Bereits 1956 entstand das erste Sondermodell aus der bunten Palette auf den neuen Pressebildern. Mit dem 1400 Visitas fuhr Seat Besucher durch die Werkshallen. Hierfür entstanden zwei Exemplare des 1400 ohne Dach und Türen sowie mit zusätzlicher dritter Sitzbank im Fond. Den Umbau erledigten dabei die selben Mitarbeiter, die am Produktionsband normale 1400er fertigten. Nach acht Jahren Dienstzeit rollte man die beiden Besucherfahrzeuge in eine Ecke des Werkes, wo sie bis 2005 stehenblieben. Durch ihren schlechten Allgemeinzustand sahen sich die Mechaniker der Klassikabteilung anschließend gezwungen, aus den beiden Wracks ein funktionstüchtiges Auto neu aufzubauen. Im Dienste des Besuchers tat ab 1964 ein ganz besonderer Seat 600 Dienst, dessen Karosseriedesign Pietro Frua für einen baugleichen Fiat gezeichnet hatte. Bei der Firma Carrozzeria Savio entstanden aus diesen Zeichnungen schließlich sechs Kleinbusse für Fiat und einer für Seat, die dank drei Sitzreihen Platz für bis zu neun Insassen boten und über ein abnehmbares Glasdach verfügten.

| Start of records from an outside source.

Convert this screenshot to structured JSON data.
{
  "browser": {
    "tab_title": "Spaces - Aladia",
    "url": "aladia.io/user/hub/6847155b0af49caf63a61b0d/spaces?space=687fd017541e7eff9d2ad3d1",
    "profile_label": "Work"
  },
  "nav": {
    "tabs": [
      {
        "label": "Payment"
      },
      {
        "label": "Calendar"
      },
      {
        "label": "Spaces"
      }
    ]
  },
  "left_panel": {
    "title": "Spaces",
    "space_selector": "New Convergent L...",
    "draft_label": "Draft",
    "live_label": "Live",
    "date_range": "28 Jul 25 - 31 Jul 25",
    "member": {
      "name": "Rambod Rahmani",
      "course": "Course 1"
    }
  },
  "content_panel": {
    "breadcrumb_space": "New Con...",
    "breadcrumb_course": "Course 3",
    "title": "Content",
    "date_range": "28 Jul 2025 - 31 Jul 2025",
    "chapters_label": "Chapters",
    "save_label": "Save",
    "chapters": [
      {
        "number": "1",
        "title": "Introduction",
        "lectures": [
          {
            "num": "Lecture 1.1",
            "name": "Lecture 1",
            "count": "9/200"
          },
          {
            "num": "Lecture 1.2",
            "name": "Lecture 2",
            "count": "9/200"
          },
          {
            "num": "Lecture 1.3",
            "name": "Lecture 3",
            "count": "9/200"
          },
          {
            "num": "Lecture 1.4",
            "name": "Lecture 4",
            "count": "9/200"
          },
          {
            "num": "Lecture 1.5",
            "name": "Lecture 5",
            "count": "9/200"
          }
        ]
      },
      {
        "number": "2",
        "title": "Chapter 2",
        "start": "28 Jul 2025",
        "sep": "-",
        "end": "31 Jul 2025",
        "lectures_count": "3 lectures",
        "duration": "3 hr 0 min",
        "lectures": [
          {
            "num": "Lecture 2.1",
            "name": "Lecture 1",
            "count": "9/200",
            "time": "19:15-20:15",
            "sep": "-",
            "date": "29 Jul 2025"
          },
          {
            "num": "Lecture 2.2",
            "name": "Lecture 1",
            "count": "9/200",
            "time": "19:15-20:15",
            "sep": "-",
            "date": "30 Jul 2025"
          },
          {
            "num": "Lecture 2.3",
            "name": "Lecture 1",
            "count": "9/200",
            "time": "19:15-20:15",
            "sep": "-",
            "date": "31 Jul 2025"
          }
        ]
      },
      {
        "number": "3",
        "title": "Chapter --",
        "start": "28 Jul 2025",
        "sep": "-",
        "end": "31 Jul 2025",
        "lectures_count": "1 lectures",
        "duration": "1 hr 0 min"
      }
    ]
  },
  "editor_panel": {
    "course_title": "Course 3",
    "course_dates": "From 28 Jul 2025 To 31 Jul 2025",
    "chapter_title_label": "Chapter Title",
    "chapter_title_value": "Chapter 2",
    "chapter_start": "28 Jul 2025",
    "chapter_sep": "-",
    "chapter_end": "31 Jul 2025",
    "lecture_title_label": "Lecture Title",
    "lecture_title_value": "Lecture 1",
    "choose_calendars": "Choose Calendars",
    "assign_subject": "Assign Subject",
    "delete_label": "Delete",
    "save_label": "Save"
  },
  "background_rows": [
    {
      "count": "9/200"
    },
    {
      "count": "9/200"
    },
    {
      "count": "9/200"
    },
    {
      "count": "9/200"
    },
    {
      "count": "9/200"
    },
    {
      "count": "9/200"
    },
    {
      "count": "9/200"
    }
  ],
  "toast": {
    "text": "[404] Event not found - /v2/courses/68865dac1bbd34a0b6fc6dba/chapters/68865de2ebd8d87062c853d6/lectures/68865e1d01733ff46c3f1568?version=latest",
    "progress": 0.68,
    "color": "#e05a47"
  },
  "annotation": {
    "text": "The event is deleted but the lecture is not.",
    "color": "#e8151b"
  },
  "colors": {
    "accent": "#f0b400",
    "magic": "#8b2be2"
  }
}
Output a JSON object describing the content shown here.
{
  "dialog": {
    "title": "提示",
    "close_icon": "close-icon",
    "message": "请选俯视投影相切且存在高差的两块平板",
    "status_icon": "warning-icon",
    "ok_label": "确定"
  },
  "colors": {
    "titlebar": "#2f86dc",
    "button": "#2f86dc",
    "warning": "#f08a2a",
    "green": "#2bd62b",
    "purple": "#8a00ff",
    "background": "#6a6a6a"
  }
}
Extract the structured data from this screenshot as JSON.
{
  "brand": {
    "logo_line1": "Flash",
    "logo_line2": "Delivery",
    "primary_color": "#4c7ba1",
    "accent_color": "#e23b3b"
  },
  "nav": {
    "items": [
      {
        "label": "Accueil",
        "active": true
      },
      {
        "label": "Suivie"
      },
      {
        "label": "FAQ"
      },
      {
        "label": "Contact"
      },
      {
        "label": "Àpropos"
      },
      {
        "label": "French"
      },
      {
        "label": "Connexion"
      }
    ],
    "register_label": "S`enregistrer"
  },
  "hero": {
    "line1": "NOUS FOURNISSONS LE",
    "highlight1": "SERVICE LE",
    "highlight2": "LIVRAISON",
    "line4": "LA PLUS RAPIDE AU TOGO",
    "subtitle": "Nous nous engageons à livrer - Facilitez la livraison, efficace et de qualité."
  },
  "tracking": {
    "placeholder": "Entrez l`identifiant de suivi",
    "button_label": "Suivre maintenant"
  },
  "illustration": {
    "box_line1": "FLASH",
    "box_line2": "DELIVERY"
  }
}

124 ‚Un Million‘ & Panda Papamobil

In den Anfangsjahren fertigte Seat ausschließlich Fiat-Modelle in Lizenz. So gab es zwischen 1968 und 1980 beispielsweise einen nahezu baugleichen 124 aus Spanien, von dem mehr als 900.000 Exemplare vom Band liefen. Darunter befand sich 1966 auch der insgesamt einmillionste Seat, der unter der damaligen Belegschaft verlost wurde. Allerdings hatte der Gewinner keinen Führerschein, weshalb er die Auszahlung des Gegenwertes vorzog und der 124 postwendend in die hauseigene Fahrzeugsammlung übernommen wurde. Deutlich mehr Schlagzeilen machte 1982 ein zum Papamobil (‚Papamóvil‘) für Papst Johannes Paul II umgebauter Seat Panda. Die engen Durchfahrten der großen Fußballstadien von Real Madrid und dem FC Barcelona machte es erforderlich, ein kleines und wendiges Auto zur Verfügung zu stellen. Trotzdem ließ man es nicht an gut angefertigten Details wie einem Handlauf entlang der hinteren Stehfläche fehlen, an dem sich der Heilige Vater bei langsamer Fahrt durch die Menschenmenge festhalten konnte.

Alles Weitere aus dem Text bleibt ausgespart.